De minister, hier aanwezig als adviseur, noemde net al even in de behandeling van het vorige tweeminutendebat het verzoek dat wij hebben gedaan, volgens mij samen met de VVD en D66, om een analyse van de wig, het verschil tussen netto- en brutosalaris en de door de werkgever betaalde loonsom, die niet altijd in de portemonnee van de werknemer beland. We moeten denk ik ook goed kijken naar het verschil daarin. Ik ben zeer benieuwd naar de reactie van de minister daarop, om daarmee meer inzicht erin te krijgen en ervoor te zorgen dat werken loont en het geen belemmering vormt voor werkgevers om mensen in dienst te nemen.

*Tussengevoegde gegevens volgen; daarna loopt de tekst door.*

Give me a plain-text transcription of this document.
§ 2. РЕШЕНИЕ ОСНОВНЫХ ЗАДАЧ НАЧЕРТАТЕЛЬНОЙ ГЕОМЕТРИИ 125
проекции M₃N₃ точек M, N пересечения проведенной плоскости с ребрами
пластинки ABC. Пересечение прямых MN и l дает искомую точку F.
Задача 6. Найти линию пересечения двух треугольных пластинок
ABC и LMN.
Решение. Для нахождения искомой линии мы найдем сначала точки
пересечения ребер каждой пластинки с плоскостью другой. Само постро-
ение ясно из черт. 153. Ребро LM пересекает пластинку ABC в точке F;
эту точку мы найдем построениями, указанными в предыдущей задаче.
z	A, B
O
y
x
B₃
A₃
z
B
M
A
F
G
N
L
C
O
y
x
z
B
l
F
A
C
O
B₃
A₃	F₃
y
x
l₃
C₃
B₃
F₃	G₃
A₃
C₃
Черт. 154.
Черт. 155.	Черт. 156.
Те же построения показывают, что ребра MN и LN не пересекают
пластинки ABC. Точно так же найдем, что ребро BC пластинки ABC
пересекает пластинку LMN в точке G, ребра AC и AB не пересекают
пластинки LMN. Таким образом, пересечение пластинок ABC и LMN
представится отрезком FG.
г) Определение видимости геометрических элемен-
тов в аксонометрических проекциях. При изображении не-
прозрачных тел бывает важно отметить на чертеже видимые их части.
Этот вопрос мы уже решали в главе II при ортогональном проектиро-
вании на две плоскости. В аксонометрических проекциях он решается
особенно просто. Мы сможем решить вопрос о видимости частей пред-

Voorzitter. Het CDA ziet in dit voorstel een goede eerste stap naar meer bestaanszekerheid voor mensen en meer eenvoud in ons stelsel. Het helpt in de uniformering en de handhaving, dus veel dank aan de initiatiefnemers. Wij zijn positief over dit voorstel.

De voorzitter:
Dank u wel. Dan is het tijd voor de ongetwijfeld kritische bijdrage van de heer Nijboer.

De heer Nijboer (PvdA):
Dank u wel, voorzitter. Het is een mooi moment. Het is altijd mooi als Kamerleden het initiatief nemen om wetten te veranderen en de samenleving een stukje beter te maken. Daar is dit een voorbeeld van. Er is een maatschappelijke discussie over het minimumloon. De PvdA vindt dat dat zeker naar €14 en verder omhoog moet. Daar gaat dit voorstel natuurlijk niet over. Maar dit gebeurt hier wel: voor sommige groepen die nog echt op het minimumloon zitten, zal 10% loonsverhoging per maand het resultaat zijn. Ook de handhaving wordt beter. Dat maakt echt de samenleving een stukje beter en eerlijker. Dat komt door zwoegend werk van vooral de ondersteuning, mevrouw Hellevoort en de heer Wolters; complimenten daarvoor. Natuurlijk ook complimenten voor de collega's, maar ook voor hun voorgangers. Ik wil daarbij ook Gijs van Dijk niet onbenoemd laten. Zij hebben daar heel veel werk voor gedaan. Daar wil ik complimenten voor overbrengen.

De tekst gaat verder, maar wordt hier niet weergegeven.